Il corridore cremasco è già al lavoro e punta decisamente a fare bene: «Una settimana a Sharm-El-Sheik - dice Ivan Quaranta, due centri nel 2004, che nel 2005 correrà con la nuova Domina Vacanze di Gianluigi Stanga - con Carmen e Samuel (la moglie e il figlioletto di 3 anni, ndr), genitori e suoceri. Ma già mercoledì 2 novembre ho cominciato ad allenarmi. Di solito partivo a inizio dicembre, ma questa volta ho deciso di partire subito perché non voglio lasciare nulla di intentato e poi di vacanze ne ho già fatte fin troppe, ho voglia di recuperare il tempo perduto».
Ha serie intenzioni Ivan. Non si tira indietro nel giudizio dell’anno ciclistico che è appena trascorso, «una stagione nera», e non lo fa neppure il suo futuro d.s. Antonio Bevilacqua, «senza giri di parole, ha fatto pietà». Ma poi ha solo parole dolci per il suo pupillo, che ha seguito già quando era dilettante, al vivaio Gatorade: «Ricordo uno dei primi allenamenti assieme, Ivan aveva 18 anni. Seguivo in macchina, una sua progressione allo sprint, il contachilometri si avvicinava ai 70, ma la macchina non si avvicinava a lui...».

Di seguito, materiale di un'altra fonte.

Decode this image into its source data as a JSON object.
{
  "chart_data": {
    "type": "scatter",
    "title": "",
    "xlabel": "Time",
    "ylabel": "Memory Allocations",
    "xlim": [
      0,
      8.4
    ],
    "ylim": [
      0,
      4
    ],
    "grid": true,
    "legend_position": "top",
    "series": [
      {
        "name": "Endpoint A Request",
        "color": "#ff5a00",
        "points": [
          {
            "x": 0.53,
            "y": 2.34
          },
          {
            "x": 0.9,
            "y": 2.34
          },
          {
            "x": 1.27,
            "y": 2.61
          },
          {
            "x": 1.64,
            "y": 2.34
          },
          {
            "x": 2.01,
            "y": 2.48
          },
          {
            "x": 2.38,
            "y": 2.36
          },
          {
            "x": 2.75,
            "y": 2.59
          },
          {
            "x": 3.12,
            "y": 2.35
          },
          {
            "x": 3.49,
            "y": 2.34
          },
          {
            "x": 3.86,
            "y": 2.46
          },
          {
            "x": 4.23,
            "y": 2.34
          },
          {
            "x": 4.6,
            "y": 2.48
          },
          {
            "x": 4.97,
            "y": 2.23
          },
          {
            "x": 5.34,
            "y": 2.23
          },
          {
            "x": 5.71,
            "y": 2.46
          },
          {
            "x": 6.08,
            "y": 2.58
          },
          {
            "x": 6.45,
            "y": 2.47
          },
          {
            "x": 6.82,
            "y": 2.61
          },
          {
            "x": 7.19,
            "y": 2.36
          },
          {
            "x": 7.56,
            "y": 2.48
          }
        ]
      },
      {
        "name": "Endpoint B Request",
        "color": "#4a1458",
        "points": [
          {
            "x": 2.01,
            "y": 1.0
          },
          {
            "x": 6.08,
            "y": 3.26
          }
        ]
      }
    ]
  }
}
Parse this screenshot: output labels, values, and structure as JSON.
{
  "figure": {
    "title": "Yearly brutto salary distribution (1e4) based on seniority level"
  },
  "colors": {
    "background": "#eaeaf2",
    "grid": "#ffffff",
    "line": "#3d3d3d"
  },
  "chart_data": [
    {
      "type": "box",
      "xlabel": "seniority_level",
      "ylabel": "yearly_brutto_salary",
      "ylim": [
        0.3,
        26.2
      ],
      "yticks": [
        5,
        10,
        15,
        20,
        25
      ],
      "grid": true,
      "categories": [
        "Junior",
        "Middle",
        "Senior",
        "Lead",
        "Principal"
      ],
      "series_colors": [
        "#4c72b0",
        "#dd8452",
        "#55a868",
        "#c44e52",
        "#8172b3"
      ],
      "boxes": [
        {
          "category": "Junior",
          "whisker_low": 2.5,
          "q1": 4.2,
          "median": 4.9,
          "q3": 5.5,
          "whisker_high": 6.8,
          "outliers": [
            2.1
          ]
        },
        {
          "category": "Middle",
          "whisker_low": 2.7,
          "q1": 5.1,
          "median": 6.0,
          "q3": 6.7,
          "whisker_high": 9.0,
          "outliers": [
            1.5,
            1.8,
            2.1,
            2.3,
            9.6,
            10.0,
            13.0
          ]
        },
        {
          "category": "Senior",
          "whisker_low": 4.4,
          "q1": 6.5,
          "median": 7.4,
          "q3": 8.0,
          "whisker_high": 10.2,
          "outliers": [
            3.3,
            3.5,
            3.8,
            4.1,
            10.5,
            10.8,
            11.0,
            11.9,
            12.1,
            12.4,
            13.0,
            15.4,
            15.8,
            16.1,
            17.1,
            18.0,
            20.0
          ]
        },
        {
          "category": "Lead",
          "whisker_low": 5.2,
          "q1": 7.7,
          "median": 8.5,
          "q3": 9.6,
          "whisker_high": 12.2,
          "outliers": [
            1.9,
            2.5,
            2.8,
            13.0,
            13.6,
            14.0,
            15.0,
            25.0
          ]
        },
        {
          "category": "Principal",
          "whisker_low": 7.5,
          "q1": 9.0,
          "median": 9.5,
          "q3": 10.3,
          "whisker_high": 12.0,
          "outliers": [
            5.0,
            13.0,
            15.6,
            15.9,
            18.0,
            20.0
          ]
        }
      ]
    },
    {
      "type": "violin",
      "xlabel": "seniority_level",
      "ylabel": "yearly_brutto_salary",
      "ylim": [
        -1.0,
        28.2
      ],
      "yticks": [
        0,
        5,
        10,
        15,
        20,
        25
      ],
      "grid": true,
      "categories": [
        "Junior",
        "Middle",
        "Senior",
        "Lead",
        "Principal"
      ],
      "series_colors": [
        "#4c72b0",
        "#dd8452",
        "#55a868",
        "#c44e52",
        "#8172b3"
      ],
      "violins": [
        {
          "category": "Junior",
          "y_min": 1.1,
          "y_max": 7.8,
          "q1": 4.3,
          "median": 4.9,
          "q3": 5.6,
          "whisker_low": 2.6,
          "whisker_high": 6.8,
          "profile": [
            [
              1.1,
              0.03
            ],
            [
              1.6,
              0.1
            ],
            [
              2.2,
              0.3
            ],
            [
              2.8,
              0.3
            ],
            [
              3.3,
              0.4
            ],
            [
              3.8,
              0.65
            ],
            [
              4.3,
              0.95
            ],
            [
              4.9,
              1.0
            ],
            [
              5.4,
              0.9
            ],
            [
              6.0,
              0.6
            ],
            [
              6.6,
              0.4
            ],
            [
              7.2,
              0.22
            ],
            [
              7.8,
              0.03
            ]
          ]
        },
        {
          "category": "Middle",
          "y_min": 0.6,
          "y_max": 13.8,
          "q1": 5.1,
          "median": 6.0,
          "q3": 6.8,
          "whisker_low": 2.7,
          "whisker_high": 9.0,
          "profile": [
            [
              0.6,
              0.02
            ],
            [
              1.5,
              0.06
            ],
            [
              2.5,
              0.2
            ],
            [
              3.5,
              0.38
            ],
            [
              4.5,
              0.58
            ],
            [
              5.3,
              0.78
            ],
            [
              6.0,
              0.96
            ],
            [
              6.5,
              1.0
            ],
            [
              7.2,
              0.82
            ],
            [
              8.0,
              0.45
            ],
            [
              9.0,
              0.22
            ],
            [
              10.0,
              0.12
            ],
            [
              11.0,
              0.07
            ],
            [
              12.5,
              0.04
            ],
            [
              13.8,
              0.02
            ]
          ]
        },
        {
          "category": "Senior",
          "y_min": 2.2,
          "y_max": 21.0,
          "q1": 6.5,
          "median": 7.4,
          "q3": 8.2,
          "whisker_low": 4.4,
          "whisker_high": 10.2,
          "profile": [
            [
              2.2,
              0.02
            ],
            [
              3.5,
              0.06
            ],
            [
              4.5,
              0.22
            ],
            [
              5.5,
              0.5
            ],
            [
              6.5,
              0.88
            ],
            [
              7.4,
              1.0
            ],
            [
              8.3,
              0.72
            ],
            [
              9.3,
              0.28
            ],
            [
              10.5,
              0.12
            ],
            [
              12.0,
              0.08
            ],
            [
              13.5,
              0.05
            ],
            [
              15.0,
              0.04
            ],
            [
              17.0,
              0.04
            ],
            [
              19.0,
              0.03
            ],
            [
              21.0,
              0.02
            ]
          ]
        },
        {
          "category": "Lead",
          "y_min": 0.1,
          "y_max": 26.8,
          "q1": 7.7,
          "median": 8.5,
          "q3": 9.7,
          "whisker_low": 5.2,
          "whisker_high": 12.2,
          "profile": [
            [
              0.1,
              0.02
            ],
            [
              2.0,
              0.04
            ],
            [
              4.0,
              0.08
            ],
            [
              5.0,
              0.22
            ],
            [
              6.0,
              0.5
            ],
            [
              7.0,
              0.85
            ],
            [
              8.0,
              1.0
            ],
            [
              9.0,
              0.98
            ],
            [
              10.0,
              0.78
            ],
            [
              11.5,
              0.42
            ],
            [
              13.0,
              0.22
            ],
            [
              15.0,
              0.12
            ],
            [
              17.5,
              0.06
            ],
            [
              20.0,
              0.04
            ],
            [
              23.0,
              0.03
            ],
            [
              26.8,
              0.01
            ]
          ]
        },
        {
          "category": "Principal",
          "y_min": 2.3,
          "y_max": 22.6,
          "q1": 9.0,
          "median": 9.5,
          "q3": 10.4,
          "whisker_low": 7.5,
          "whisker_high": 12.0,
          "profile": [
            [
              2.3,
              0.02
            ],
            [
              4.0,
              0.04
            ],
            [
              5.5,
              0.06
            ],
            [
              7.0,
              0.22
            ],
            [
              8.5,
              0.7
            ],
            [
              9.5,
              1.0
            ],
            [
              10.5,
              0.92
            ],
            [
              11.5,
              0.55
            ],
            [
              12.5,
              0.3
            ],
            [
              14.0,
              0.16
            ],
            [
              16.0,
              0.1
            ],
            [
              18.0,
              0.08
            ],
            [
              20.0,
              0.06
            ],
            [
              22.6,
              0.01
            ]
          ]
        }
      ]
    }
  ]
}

Ivan è contento di essere tornato a "casa", da Gian Luigi Stanga padre (ciclisticamente parlando) severo, ma giusto. «Era già un paio d’anni che volevo tornare con loro. So come ragioonano, sanno come prendermi. Sono felice di riprovarci con loro».
E guarda con fiducia all’anno che verrà: «L’esordio sarà in Qatar. E’ importantissimo correre in una squadra che farà parte del Pro-Tour, saremo ammessi a tutte le corse più importanti. E io, oltre a far bene al Giro d’Italia, che mi ha lanciato sulla grande ribalta (sei vittorie tra il 1999 e il 2001, due per anno, ndr), non vedo l’ora di esordire al Tour de France. Il velocista più forte è e resta Petacchi. Un gradino sopra agli altri, anche due. Io ho le potenzialità per insidiarlo, e posso contare sull’aiuto di un giovane interessante come Cadamuro. Ma occhio anche a Cipollini, sarà ancora protagonista».
C’è ancora il tempo per guardare addirittura un po’ più in la. E arrivare col pensiero al Mondiale di Madrid, che non è proprio la fotocopia di Zolder ma pare sirena dolce per le orecchie e le gambe degli sprinter. Infatti il c.t. Ballerini, a fine mese, andrà a fare un sopralluogo con Petacchi: «Se starà bene, lui sarà il leader indiscusso. Ma visto come sono andate le cose a Verona con il guaio a Bettini, almeno un’alternativa serve: perché non potrei essere io»?